En sortant de la ville par cette porte pour aller vers celle de Notre-Dame, on remarque un enfoncement dans le terrain situé entre le rempart et la chaussée servant de promenade publique. C’est dans cet endroit solitaire qu’eut lieu, suivant la tradition, le fameux duel entre Annibal de Forbin, seigneur de la Roque-d’Antheron, et Alexandre du Mas-de-Castellane : duel qui remplit la ville de deuil et d’effroi en 1612, et dont le bruit retentit dans toute la France.

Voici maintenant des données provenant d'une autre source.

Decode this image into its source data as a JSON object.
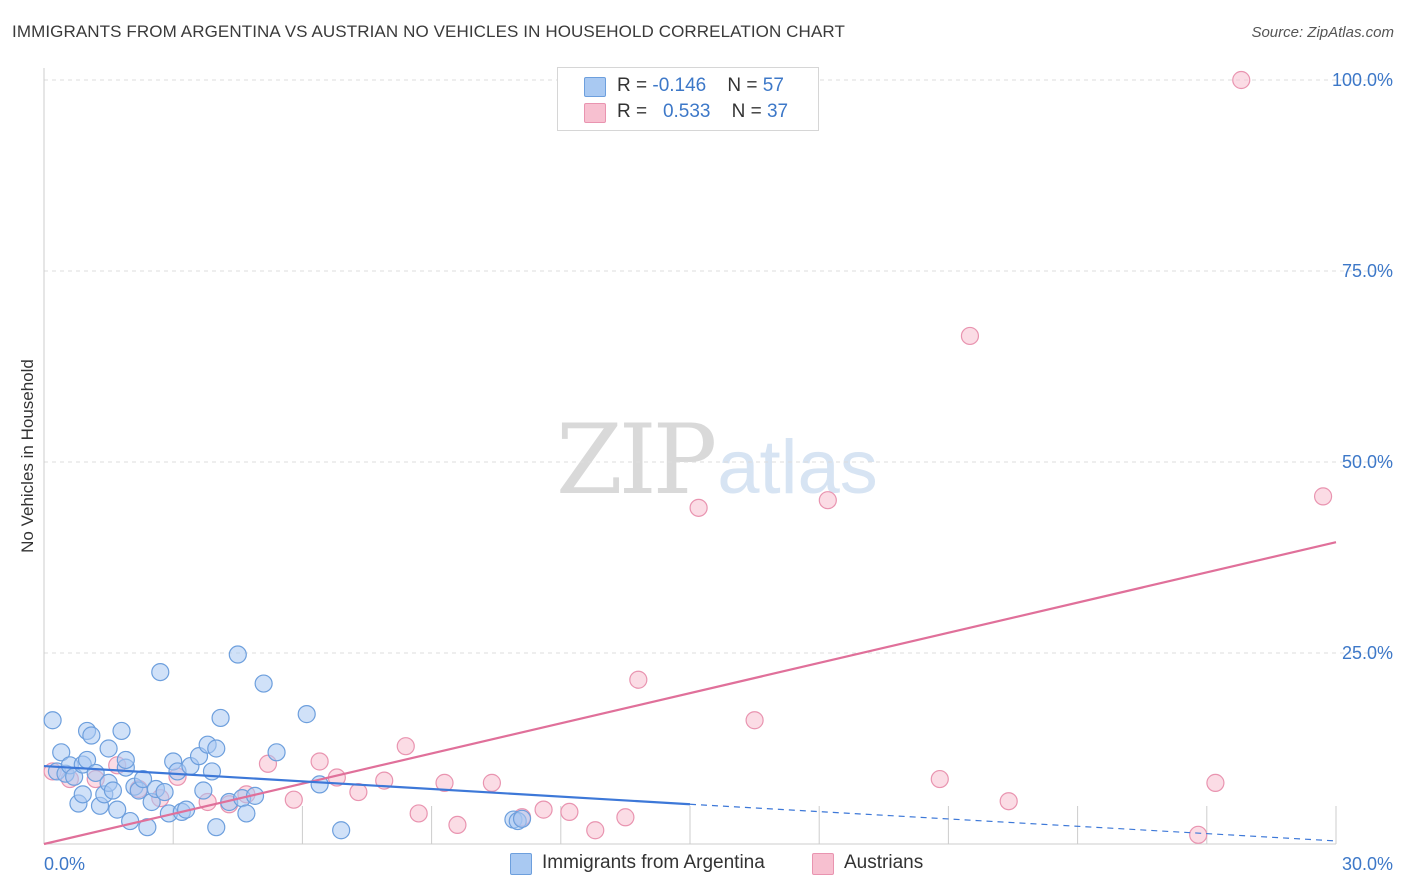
{
  "header": {
    "title": "IMMIGRANTS FROM ARGENTINA VS AUSTRIAN NO VEHICLES IN HOUSEHOLD CORRELATION CHART",
    "source": "Source: ZipAtlas.com"
  },
  "watermark": {
    "zip": "ZIP",
    "atlas": "atlas"
  },
  "legend": {
    "series1": {
      "r_label": "R = ",
      "r_value": "-0.146",
      "n_label": "N = ",
      "n_value": "57"
    },
    "series2": {
      "r_label": "R = ",
      "r_value": "0.533",
      "n_label": "N = ",
      "n_value": "37"
    }
  },
  "bottom_legend": {
    "series1": "Immigrants from Argentina",
    "series2": "Austrians"
  },
  "colors": {
    "blue_fill": "#a9c9f2",
    "blue_stroke": "#6d9fdd",
    "blue_line": "#3d78d8",
    "pink_fill": "#f7c0d0",
    "pink_stroke": "#e994b0",
    "pink_line": "#e0709a",
    "tick_text": "#3d78c8",
    "grid": "#dddddd"
  },
  "chart_data": {
    "type": "scatter",
    "title": "IMMIGRANTS FROM ARGENTINA VS AUSTRIAN NO VEHICLES IN HOUSEHOLD CORRELATION CHART",
    "xlabel": "",
    "ylabel": "No Vehicles in Household",
    "xlim": [
      0,
      30
    ],
    "ylim": [
      0,
      100
    ],
    "x_tick_labels": [
      "0.0%",
      "30.0%"
    ],
    "y_ticks": [
      25,
      50,
      75,
      100
    ],
    "y_tick_labels": [
      "25.0%",
      "50.0%",
      "75.0%",
      "100.0%"
    ],
    "grid": true,
    "series": [
      {
        "name": "Immigrants from Argentina",
        "r": -0.146,
        "n": 57,
        "points": [
          [
            0.2,
            16.2
          ],
          [
            0.3,
            9.5
          ],
          [
            0.4,
            12.0
          ],
          [
            0.5,
            9.2
          ],
          [
            0.6,
            10.3
          ],
          [
            0.7,
            8.8
          ],
          [
            0.8,
            5.3
          ],
          [
            0.9,
            10.4
          ],
          [
            0.9,
            6.5
          ],
          [
            1.0,
            11.0
          ],
          [
            1.0,
            14.8
          ],
          [
            1.1,
            14.2
          ],
          [
            1.2,
            9.3
          ],
          [
            1.3,
            5.0
          ],
          [
            1.4,
            6.5
          ],
          [
            1.5,
            8.0
          ],
          [
            1.5,
            12.5
          ],
          [
            1.6,
            7.0
          ],
          [
            1.7,
            4.5
          ],
          [
            1.8,
            14.8
          ],
          [
            1.9,
            10.0
          ],
          [
            1.9,
            11.0
          ],
          [
            2.0,
            3.0
          ],
          [
            2.1,
            7.5
          ],
          [
            2.2,
            7.0
          ],
          [
            2.3,
            8.5
          ],
          [
            2.4,
            2.2
          ],
          [
            2.5,
            5.5
          ],
          [
            2.6,
            7.2
          ],
          [
            2.7,
            22.5
          ],
          [
            2.8,
            6.8
          ],
          [
            2.9,
            4.0
          ],
          [
            3.0,
            10.8
          ],
          [
            3.1,
            9.5
          ],
          [
            3.2,
            4.2
          ],
          [
            3.3,
            4.5
          ],
          [
            3.4,
            10.2
          ],
          [
            3.6,
            11.5
          ],
          [
            3.7,
            7.0
          ],
          [
            3.8,
            13.0
          ],
          [
            3.9,
            9.5
          ],
          [
            4.0,
            12.5
          ],
          [
            4.0,
            2.2
          ],
          [
            4.1,
            16.5
          ],
          [
            4.3,
            5.5
          ],
          [
            4.5,
            24.8
          ],
          [
            4.6,
            6.0
          ],
          [
            4.7,
            4.0
          ],
          [
            4.9,
            6.3
          ],
          [
            5.1,
            21.0
          ],
          [
            5.4,
            12.0
          ],
          [
            6.1,
            17.0
          ],
          [
            6.4,
            7.8
          ],
          [
            6.9,
            1.8
          ],
          [
            10.9,
            3.2
          ],
          [
            11.0,
            3.0
          ],
          [
            11.1,
            3.3
          ]
        ],
        "trend": {
          "x": [
            0,
            15
          ],
          "y": [
            10.2,
            5.2
          ]
        },
        "trend_extension": {
          "x": [
            15,
            30
          ],
          "y": [
            5.2,
            0.4
          ]
        }
      },
      {
        "name": "Austrians",
        "r": 0.533,
        "n": 37,
        "points": [
          [
            0.2,
            9.5
          ],
          [
            0.6,
            8.5
          ],
          [
            1.2,
            8.5
          ],
          [
            1.7,
            10.3
          ],
          [
            2.2,
            7.2
          ],
          [
            2.7,
            6.0
          ],
          [
            3.1,
            8.8
          ],
          [
            3.8,
            5.5
          ],
          [
            4.3,
            5.2
          ],
          [
            4.7,
            6.5
          ],
          [
            5.2,
            10.5
          ],
          [
            5.8,
            5.8
          ],
          [
            6.4,
            10.8
          ],
          [
            6.8,
            8.7
          ],
          [
            7.3,
            6.8
          ],
          [
            7.9,
            8.3
          ],
          [
            8.4,
            12.8
          ],
          [
            8.7,
            4.0
          ],
          [
            9.3,
            8.0
          ],
          [
            9.6,
            2.5
          ],
          [
            10.4,
            8.0
          ],
          [
            11.1,
            3.5
          ],
          [
            11.6,
            4.5
          ],
          [
            12.2,
            4.2
          ],
          [
            12.8,
            1.8
          ],
          [
            13.5,
            3.5
          ],
          [
            13.8,
            21.5
          ],
          [
            15.2,
            44.0
          ],
          [
            16.5,
            16.2
          ],
          [
            18.2,
            45.0
          ],
          [
            20.8,
            8.5
          ],
          [
            21.5,
            66.5
          ],
          [
            22.4,
            5.6
          ],
          [
            26.8,
            1.2
          ],
          [
            27.2,
            8.0
          ],
          [
            27.8,
            100.0
          ],
          [
            29.7,
            45.5
          ]
        ],
        "trend": {
          "x": [
            0,
            30
          ],
          "y": [
            0,
            39.5
          ]
        }
      }
    ]
  }
}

Les bailes des terres d’Allemagne et de la Roque avaient eu ensemble quelques difficultés, et les seigneurs de ces terres avaient pris parti dans les querelles de leurs agents, d’où naquit une haine implacable qui ne pouvait se terminer que par la mort de l’un d’eux, et qui eut un résultat plus funeste encore. Mais nous laisserons parler un auteur contemporain, dont l’ouvrage fut imprimé à Paris en 1648, trente-six ans après ce malheureux événement. 1
» La Roque avoit plus de soixante ans et Allemagne en pouvoit avoir environ trente, par quoy les billes n’étoient pas pareilles. Mais à quoy ne nous fait pas résoudre la rage quand elle s’empare de nostre cœur. Ce pauvre gentilhomme hors de combat et prest à faire une entrée naturelle dans le sépulchre, trouve moyen de l’anticiper par un duel qu’il croyoit ne luy estre point désavantageux, si fort sa passion l’avoit aveuglé. Il fait faire deux poignards, et appelant son ennemy dans la ville d’Aix : – Monsieur, luy dit-il, vous estes jeune ci je suis vieux ; vous auriés trop bon marché de moy, si nous nous battions à coups d’épée ; mais prenez un de ces poignards et laissez-moy l’autre, pour tirer raison de l’offense que vous m’avez faite. – Allemagne ayant accepté ce beau party, ils convindrent de prendre deux seconds, qui furent le sieur de Vins pour la Roque, et le cadet de Valernes pour Allemagne. En cet estat, ils sortirent de la ville, et sans aller plus loin que sur le fossé, les seconds s’estant escartés , la Roque dit à Allemagne : – Donne-moy la main. – Il la lui donne, et se tenant ainsi tous deux fort près l’un de l’autre, ils se poignardèrent de la main droite. La Roque luy porta son coup dans le corps et receut celuy d’Allemagne dans la gorge, dont il tomba mort tout incontinent. Mais Allemagne eut encore assez de vie pour aller séparer les seconds qui estoient » déjà blessés tous deux, et après cette séparation, comme il sentit approcher celle de son âme, il voulut prier Dieu ; » mais la mort le prévint, ainsi qu’il mettoit les genoux à terre. Voilà, selon mon avis (ajoute cet auteur), un des plus furieux et des plus enragés combats qui se soient jamais faits en France. »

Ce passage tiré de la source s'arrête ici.